Je crois que le secteur de la santé publique a largement progressé au cours des dernières années.

J’espère que nous poursuivrons dans cette voie, et que nous miserons de plus en plus non pas uniquement sur les soins et les traitements, mais aussi sur la manière de prévenir les maladies et les blessures, en ciblant toujours davantage « les causes des causes ». Nous ne pourrons jamais éviter toutes les formes de maladie... mais il vaudra toujours mieux essayer.

Conclusion

Lorsque l’on y réfléchit, permettre à chaque enfant de partir du bon pied et de terminer ses études secondaires, réduire le nombre de personnes qui ont du mal à se nourrir et à se vêtir ou rétablir un niveau d’alphabétisme de sorte que chaque adulte puisse lire et comprendre les étiquettes sur ses bouteilles d’ordonnance, ce type de gestes profite largement à la société, et de multiples façons. Une fois que nous aurons réglé ces éléments fondamentaux, imaginer les progrès que notre pays pourra réaliser!

Je terminerai par deux citations de John F. Kennedy qui, je crois, résument bien la situation : « Les problèmes du monde ne peuvent être résolus par des sceptiques ou des cyniques dont les horizons se limitent aux réalités évidentes.

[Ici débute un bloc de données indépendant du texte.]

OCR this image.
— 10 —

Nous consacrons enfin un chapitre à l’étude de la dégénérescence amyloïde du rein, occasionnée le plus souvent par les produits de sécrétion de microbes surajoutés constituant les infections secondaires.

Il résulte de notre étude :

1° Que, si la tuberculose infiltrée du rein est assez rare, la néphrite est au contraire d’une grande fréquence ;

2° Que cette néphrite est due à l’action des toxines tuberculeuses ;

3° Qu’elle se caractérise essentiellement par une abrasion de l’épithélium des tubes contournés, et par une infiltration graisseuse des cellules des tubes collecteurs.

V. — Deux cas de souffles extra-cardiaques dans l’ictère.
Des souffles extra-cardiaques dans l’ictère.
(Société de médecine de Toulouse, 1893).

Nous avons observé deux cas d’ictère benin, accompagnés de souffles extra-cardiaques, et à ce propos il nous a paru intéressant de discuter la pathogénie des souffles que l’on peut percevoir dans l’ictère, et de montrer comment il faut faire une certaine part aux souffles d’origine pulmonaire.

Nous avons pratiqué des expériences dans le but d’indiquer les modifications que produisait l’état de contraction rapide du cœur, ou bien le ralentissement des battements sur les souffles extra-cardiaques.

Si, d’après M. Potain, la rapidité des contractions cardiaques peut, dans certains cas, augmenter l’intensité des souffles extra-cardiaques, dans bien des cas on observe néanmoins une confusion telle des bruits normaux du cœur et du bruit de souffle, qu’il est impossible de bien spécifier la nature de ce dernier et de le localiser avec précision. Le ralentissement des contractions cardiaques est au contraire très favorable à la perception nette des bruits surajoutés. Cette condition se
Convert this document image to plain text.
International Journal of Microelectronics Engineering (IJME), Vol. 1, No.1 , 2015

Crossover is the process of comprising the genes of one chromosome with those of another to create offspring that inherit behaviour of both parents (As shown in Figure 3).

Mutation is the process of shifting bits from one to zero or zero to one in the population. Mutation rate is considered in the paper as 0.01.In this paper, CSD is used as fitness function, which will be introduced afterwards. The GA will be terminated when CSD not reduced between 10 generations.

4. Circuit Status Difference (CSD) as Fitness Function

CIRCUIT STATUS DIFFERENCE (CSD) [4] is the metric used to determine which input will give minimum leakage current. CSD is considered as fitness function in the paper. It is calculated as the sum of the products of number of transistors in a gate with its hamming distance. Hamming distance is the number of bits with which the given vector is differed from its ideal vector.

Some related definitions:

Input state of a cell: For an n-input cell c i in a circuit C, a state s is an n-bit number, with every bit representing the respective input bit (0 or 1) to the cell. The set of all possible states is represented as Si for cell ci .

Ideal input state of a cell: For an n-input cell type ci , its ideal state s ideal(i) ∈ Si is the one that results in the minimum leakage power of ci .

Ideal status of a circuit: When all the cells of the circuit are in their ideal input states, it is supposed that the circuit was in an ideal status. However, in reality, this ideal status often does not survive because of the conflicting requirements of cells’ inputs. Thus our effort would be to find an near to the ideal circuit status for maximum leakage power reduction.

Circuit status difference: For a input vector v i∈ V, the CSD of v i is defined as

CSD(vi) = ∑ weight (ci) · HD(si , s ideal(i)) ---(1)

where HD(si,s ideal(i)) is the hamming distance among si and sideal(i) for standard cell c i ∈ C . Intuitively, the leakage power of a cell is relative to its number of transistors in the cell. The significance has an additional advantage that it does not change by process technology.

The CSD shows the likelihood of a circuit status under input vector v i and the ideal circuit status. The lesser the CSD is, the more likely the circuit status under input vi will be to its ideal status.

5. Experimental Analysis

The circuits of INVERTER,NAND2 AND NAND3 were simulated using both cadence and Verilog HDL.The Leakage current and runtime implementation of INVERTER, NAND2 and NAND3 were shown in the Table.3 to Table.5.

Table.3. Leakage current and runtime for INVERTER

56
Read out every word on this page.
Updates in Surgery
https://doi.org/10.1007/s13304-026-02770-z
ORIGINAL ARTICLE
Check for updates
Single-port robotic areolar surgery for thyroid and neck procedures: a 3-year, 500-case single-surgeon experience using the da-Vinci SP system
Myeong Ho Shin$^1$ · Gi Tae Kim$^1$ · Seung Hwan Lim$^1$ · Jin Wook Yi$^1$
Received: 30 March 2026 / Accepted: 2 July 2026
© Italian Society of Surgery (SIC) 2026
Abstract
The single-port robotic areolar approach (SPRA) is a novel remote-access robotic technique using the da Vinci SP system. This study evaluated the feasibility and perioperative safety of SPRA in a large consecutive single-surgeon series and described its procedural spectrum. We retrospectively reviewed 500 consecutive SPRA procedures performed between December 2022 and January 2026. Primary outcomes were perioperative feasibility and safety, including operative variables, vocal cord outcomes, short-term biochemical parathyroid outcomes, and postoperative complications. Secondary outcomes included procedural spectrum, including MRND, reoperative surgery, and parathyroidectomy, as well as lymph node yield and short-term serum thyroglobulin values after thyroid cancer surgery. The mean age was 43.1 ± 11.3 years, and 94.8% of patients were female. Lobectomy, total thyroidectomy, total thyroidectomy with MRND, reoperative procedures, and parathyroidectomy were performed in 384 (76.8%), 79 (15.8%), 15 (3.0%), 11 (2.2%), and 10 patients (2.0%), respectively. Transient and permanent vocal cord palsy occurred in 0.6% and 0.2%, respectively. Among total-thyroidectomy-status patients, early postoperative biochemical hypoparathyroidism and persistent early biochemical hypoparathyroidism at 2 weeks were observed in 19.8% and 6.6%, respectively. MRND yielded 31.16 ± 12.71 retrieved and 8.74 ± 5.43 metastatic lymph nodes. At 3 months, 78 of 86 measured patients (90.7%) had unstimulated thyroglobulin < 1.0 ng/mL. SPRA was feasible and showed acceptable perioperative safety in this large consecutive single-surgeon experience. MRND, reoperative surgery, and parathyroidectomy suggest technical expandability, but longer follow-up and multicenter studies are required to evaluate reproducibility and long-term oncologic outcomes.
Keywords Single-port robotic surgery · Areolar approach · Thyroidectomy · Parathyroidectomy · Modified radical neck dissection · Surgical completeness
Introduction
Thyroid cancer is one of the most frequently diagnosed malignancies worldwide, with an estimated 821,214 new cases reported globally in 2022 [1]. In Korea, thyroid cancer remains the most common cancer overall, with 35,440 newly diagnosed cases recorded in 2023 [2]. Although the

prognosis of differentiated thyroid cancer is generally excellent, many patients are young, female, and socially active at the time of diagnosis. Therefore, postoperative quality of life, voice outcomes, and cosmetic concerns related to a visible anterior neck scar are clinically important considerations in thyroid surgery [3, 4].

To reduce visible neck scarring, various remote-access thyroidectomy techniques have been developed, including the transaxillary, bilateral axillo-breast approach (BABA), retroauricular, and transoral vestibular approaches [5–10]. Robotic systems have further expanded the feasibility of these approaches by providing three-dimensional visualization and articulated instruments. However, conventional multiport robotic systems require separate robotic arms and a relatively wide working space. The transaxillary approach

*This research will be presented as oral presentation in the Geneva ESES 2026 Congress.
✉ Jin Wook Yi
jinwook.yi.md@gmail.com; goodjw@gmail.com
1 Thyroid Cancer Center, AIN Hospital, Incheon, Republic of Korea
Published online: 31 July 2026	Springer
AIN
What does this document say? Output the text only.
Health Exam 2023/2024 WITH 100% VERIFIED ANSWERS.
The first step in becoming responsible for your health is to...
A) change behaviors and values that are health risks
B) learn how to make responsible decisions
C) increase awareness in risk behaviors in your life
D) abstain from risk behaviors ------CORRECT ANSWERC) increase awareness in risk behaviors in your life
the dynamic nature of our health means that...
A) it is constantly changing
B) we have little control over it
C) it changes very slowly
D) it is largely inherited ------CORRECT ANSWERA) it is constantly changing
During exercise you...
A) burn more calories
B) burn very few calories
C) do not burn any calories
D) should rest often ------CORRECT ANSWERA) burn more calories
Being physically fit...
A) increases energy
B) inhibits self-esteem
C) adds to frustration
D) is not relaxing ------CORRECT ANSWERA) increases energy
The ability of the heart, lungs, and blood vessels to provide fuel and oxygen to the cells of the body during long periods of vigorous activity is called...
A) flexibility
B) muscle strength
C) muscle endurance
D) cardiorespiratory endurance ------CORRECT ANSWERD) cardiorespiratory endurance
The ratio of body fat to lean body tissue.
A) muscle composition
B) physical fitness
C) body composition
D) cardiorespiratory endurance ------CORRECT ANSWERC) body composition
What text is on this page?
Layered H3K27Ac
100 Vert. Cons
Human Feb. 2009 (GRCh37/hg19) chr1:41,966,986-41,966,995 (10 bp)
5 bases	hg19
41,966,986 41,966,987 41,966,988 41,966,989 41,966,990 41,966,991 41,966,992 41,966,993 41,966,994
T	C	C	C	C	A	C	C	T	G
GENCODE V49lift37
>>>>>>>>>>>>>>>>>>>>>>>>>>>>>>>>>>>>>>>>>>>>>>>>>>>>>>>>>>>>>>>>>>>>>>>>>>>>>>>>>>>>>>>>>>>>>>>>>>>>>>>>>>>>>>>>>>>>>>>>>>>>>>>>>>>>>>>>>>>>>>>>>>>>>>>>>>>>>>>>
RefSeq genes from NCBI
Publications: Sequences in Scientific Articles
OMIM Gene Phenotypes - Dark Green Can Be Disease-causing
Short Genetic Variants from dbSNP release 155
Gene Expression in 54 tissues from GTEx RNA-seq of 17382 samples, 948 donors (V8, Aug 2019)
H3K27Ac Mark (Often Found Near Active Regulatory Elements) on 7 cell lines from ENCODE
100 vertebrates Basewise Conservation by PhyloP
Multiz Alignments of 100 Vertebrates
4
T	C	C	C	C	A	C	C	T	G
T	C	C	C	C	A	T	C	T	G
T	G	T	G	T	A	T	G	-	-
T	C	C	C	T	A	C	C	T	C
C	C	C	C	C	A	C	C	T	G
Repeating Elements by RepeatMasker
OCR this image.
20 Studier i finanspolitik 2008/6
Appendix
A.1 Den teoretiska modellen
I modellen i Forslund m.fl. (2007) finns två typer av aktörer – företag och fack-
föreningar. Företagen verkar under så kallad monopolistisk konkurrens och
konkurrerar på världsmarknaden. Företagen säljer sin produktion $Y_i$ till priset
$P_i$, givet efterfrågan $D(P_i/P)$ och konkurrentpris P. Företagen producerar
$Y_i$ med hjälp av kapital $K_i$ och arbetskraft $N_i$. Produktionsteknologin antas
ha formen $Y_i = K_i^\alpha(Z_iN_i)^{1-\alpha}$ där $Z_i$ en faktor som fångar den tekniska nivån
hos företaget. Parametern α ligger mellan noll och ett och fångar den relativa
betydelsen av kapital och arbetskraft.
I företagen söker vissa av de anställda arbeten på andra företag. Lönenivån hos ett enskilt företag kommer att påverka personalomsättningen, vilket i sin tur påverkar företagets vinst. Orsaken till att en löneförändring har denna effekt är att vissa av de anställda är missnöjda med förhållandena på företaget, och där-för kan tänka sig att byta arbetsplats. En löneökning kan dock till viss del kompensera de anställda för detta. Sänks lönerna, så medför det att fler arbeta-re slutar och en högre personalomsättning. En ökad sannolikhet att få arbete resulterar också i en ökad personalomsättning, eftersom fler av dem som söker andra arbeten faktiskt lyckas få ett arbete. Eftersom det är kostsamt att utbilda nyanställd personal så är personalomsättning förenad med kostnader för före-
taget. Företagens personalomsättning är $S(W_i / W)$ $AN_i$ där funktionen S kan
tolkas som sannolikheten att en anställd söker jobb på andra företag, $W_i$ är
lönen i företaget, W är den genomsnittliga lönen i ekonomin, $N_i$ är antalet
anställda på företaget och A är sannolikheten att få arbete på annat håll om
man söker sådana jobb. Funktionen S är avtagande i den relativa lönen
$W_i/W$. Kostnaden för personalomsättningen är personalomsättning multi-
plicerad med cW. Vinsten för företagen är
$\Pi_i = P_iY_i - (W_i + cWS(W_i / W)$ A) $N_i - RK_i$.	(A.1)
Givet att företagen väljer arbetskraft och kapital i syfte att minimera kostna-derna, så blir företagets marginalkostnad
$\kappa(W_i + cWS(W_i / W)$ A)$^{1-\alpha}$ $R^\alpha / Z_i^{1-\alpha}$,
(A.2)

Nous avons besoin d’hommes et de femmes capables d’imaginer ce qui n’a jamais existé ».

Et il a ajouté : « Peu de gens marqueront l’histoire, mais chacun d’entre nous peut faire sa petite part et, ultimement, ces gestes s’inscriront dans l’histoire de notre génération. »

En tant que professionnels de la santé, spécialistes de la santé publique, éducateurs – et, au-delà de notre assemblée et de notre profession, chacun d’entre nous – nous avons tous un rôle à jouer, et nous déterminons notre état de santé selon le type de société que nous bâtissons.

Je vous remercie infiniment de votre accueil. Je vous offre mes meilleurs vœux de succès dans vos études et dans votre carrière, quelle qu’elle soit.